Shape Data Format
An XML format for storing shape-decomposed data. As agreed between the PRODECOMP group (Martin Billeter, Doroteya Staykova), the MDD group (Vladislav Orekhov, Victor Jaravine) and CCPN (Rasmus Fogh).
Standard XML format for shape-decomposed data. Intended for use as export format for MDD and PRODECOMP, and for standard data storage format for CCPN. What follows is a commented example:
<-- All XML attribute names are in all lower case -->
<-- Element identifiers (e.g. Decomposition number n, axis number a, component number c, ...
are arbitrary non-negative integers. They uniquely identify that element within its containing element) -->
<-- The Decomposition element must be the either top element of the document, or contained directly within the top element. and there can be only one per file. -->
<Decomposition n=0 method=MDD name=something nprojsets=3 nshapes=4 nregions=25 ncomponents=97 reconstructable=false resolved=true refexperiment=H{CA|Cca}coNH>
<-- n is the Decomposition number (identifier)
- nprojsets gives the number of projection sets in the Decomposition, nshapes the number of shapes per component, nregions the number of regions, and ncomponents the total number of components. If there are no projsets nprojsets can be omitted. nregions counts the number of different regionids in use; since the Region element is optional the number of Region elements may be less (or zero).
- if reconstructable is true, all components can be summed to give the reconstructed spectrum; if it is false or absent this is not possible (e.g. because the decomposition contains partially overlapping components from different calculations). Note that components in a region can always be summed to reconstruct that region, and non-overlapping regions can always be summed together.
- If resolved is true the set of clean components is supposed to represent all real signals in the spectrum; if it is false or absent signal identification is not finished. Any decomposition without raw components should count as resolved.
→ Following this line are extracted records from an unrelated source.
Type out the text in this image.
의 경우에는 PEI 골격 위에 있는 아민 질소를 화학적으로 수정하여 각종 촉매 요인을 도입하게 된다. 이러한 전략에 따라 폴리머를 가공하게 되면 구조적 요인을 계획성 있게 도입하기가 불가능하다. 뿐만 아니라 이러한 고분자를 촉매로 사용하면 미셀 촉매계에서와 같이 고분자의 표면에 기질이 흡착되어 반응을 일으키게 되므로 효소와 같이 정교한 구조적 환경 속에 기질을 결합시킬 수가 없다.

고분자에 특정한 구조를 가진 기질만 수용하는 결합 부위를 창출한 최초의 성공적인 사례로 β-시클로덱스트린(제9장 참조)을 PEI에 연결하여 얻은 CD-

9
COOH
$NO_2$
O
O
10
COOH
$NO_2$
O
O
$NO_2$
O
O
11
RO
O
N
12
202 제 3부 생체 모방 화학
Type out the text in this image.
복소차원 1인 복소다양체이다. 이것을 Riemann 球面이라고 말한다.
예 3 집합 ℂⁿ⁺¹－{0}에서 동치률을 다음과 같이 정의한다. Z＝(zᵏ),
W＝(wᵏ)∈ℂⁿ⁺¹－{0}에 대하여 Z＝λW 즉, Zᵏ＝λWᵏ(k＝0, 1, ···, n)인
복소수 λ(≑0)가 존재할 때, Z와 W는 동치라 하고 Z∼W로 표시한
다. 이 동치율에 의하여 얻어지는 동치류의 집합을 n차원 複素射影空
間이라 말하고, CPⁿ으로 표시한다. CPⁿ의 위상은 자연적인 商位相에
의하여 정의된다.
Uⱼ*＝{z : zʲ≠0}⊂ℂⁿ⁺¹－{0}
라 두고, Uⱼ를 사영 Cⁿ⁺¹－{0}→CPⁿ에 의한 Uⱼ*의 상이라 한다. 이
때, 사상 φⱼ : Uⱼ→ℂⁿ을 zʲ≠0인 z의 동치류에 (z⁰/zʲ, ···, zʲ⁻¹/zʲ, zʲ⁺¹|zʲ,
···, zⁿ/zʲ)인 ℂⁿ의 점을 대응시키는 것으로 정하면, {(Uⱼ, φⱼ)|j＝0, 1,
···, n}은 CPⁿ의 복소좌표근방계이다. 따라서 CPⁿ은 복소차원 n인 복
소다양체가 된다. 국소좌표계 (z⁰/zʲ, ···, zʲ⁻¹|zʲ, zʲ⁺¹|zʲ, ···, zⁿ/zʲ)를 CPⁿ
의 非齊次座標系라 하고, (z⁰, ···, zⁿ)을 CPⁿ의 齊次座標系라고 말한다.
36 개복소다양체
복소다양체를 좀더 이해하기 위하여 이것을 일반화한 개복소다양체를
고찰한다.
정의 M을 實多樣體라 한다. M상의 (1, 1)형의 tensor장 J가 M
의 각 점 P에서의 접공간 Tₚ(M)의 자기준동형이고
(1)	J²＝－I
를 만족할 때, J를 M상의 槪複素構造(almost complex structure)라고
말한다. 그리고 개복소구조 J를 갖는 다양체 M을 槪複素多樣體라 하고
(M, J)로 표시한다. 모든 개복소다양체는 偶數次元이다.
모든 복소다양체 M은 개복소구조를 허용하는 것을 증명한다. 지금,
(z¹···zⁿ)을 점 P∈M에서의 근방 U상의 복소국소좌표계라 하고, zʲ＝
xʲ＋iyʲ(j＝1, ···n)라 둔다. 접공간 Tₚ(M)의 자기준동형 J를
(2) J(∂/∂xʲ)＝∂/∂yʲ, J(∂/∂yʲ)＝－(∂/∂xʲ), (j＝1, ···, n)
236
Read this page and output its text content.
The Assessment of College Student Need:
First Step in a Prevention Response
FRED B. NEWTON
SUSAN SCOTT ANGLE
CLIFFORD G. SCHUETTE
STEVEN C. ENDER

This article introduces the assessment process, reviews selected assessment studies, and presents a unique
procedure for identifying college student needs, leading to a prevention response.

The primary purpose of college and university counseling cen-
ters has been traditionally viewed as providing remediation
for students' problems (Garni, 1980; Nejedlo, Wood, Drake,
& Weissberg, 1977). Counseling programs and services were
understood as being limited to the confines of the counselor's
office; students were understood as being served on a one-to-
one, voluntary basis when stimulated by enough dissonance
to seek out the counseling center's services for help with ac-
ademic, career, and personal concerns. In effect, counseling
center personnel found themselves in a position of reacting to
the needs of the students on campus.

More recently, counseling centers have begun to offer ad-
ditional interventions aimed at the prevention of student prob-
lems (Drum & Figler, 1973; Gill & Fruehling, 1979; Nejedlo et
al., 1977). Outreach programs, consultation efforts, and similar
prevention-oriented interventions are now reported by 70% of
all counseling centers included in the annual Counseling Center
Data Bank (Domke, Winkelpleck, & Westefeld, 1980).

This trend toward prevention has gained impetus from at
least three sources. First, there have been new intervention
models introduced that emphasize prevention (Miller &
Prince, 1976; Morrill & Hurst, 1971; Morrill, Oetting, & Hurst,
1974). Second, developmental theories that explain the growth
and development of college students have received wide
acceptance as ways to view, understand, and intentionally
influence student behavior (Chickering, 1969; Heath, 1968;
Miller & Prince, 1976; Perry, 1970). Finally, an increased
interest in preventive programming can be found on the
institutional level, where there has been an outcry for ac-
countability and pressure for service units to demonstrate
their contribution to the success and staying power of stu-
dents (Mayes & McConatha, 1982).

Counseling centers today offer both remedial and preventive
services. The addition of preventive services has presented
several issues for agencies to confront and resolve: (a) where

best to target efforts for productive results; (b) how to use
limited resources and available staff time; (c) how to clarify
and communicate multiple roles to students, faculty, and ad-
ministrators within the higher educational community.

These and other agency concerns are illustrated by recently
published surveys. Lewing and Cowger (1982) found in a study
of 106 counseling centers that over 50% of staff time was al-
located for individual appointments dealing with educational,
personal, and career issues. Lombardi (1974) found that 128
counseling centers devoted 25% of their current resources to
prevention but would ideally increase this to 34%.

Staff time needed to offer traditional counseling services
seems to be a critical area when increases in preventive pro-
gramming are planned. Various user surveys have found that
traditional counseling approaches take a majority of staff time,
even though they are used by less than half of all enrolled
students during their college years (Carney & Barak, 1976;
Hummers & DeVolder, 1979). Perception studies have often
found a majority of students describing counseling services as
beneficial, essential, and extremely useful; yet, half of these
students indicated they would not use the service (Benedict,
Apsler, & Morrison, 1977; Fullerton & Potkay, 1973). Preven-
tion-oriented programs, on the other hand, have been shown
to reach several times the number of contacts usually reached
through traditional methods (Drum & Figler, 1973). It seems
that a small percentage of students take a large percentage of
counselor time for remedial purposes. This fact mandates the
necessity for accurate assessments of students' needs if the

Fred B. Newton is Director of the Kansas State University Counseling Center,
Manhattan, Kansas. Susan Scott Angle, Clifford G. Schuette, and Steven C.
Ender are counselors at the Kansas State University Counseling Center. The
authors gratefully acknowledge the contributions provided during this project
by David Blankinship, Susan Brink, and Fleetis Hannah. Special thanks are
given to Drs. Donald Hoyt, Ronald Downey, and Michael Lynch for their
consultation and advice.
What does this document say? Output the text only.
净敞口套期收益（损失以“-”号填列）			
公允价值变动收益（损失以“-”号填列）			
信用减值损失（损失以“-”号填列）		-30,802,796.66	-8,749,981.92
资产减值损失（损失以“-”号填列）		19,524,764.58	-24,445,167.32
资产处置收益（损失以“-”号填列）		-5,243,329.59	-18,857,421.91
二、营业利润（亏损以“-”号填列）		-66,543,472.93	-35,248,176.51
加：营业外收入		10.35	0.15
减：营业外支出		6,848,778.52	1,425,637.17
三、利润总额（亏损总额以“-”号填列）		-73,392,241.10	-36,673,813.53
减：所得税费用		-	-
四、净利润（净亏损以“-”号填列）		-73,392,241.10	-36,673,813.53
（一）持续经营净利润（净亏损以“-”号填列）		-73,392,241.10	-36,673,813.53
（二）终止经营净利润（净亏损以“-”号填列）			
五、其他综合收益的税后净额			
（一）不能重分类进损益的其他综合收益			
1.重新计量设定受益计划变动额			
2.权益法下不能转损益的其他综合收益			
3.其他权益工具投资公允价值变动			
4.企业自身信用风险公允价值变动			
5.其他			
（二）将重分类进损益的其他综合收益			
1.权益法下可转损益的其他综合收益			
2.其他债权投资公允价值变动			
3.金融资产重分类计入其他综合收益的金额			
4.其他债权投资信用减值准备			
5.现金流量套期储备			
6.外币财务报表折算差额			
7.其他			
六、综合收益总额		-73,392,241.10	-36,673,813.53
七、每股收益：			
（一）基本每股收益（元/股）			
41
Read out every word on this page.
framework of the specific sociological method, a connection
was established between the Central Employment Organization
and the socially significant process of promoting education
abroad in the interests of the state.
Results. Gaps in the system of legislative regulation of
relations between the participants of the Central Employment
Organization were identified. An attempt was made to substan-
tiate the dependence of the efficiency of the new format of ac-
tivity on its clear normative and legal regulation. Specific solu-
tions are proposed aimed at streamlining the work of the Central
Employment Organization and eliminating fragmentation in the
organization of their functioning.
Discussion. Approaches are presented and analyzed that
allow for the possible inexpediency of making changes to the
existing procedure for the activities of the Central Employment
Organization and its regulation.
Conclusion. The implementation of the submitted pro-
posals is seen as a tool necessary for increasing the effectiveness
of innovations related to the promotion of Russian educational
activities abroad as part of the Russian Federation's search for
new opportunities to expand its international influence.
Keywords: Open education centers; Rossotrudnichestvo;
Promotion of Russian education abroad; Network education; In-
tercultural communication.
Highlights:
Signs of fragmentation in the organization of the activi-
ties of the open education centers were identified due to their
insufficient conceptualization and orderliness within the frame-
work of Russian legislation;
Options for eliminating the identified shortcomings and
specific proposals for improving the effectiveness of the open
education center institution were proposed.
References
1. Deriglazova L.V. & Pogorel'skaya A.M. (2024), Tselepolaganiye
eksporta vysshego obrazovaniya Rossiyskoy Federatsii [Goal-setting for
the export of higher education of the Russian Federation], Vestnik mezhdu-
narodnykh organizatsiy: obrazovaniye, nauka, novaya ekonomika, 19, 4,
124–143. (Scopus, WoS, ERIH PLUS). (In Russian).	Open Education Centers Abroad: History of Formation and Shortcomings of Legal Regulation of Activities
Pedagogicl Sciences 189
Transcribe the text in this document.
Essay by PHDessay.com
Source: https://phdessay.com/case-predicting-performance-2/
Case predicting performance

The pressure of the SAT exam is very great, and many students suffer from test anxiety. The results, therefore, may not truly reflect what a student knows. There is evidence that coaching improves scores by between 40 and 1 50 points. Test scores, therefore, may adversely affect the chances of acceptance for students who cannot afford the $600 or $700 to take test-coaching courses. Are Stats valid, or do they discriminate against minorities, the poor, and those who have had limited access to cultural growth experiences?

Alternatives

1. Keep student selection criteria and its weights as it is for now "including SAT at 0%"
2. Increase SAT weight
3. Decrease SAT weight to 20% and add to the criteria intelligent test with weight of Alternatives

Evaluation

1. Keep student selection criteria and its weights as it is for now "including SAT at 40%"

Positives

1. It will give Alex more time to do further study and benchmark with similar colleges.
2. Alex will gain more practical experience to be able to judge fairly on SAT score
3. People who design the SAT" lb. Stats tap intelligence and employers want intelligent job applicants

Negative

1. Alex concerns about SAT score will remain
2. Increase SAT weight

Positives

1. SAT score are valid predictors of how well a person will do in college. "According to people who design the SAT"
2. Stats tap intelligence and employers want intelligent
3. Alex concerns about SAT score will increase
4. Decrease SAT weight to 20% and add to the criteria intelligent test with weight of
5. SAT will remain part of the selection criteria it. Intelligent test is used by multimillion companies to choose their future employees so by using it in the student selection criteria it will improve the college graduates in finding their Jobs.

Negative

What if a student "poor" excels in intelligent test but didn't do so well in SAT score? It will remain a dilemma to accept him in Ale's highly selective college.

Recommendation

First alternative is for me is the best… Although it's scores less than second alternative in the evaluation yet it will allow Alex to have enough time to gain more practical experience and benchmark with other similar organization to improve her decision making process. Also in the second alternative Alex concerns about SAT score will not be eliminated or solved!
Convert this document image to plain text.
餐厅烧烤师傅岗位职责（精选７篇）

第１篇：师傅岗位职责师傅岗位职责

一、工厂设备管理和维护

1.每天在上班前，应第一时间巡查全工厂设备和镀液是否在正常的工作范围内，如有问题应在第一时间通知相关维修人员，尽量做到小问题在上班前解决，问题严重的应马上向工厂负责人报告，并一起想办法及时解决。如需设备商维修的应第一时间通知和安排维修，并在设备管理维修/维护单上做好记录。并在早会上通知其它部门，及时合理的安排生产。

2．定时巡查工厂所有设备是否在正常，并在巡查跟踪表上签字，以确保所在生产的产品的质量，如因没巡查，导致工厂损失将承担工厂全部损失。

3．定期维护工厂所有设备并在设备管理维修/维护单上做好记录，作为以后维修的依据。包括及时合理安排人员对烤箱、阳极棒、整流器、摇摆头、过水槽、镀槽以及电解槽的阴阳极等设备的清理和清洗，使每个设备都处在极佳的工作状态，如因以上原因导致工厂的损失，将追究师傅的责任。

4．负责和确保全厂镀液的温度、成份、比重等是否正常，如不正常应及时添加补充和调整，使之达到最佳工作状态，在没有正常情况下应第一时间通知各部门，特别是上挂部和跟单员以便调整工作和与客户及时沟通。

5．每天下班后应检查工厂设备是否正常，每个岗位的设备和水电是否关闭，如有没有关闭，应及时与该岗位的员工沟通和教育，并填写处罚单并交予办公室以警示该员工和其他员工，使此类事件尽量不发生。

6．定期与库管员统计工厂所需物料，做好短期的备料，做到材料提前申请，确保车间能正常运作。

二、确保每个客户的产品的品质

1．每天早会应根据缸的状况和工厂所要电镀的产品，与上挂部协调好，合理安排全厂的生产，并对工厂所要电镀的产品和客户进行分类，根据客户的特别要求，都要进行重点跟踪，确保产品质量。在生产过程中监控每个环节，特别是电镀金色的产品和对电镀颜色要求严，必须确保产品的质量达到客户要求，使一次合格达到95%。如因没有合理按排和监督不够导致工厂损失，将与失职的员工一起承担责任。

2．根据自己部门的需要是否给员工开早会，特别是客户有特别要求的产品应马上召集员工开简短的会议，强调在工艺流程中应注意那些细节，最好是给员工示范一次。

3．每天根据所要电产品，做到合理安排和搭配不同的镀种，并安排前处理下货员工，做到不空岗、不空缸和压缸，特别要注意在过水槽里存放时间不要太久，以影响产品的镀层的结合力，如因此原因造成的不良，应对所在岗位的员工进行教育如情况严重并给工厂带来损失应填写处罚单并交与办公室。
- refExperiment is the name of the CCPN RefExperiment or the CCPN NmrExpPrototype. It is optional and is only set where it is valid for all projsets (if any). If the name denotes an NmrExpPrototype the actual experiment could be any of the relevant RefExperiments. For instance you might give the "refexperiment" as 'HC_CH.TOCSY' if you did not know whether your experiment was 'Hc_CH.TOCSY' or 'HC_cH.TOCSY'
- method is optional. Values could be MDD or PRODECOMP -->
<Axis a=0 name=C nucleus=13C domain=time type=complex size=64 swppm=80.0 startppm=84.2 sfo=201.135773 carppm=44.2/>
<Axis a=1 name=N nucleus=15N domain=time type=complex size=256 blocksize=8 swppm=30.0 startppm=132.1 acqtimesec=0.372 rdims=6 recursion="2 2 2 2 2 2" sfo=81.059357 carppm=117.1/>
<Axis a=2 name=HN nucleus=1H domain=freq type=real size=178 swppm=4.6 startppm=10.1 sfo=799.870544 carppm=4.7 origsize=512/>
...
<-- a is the axis number (identifier)
- domain can be 'time' or 'freq' - the default is 'freq'.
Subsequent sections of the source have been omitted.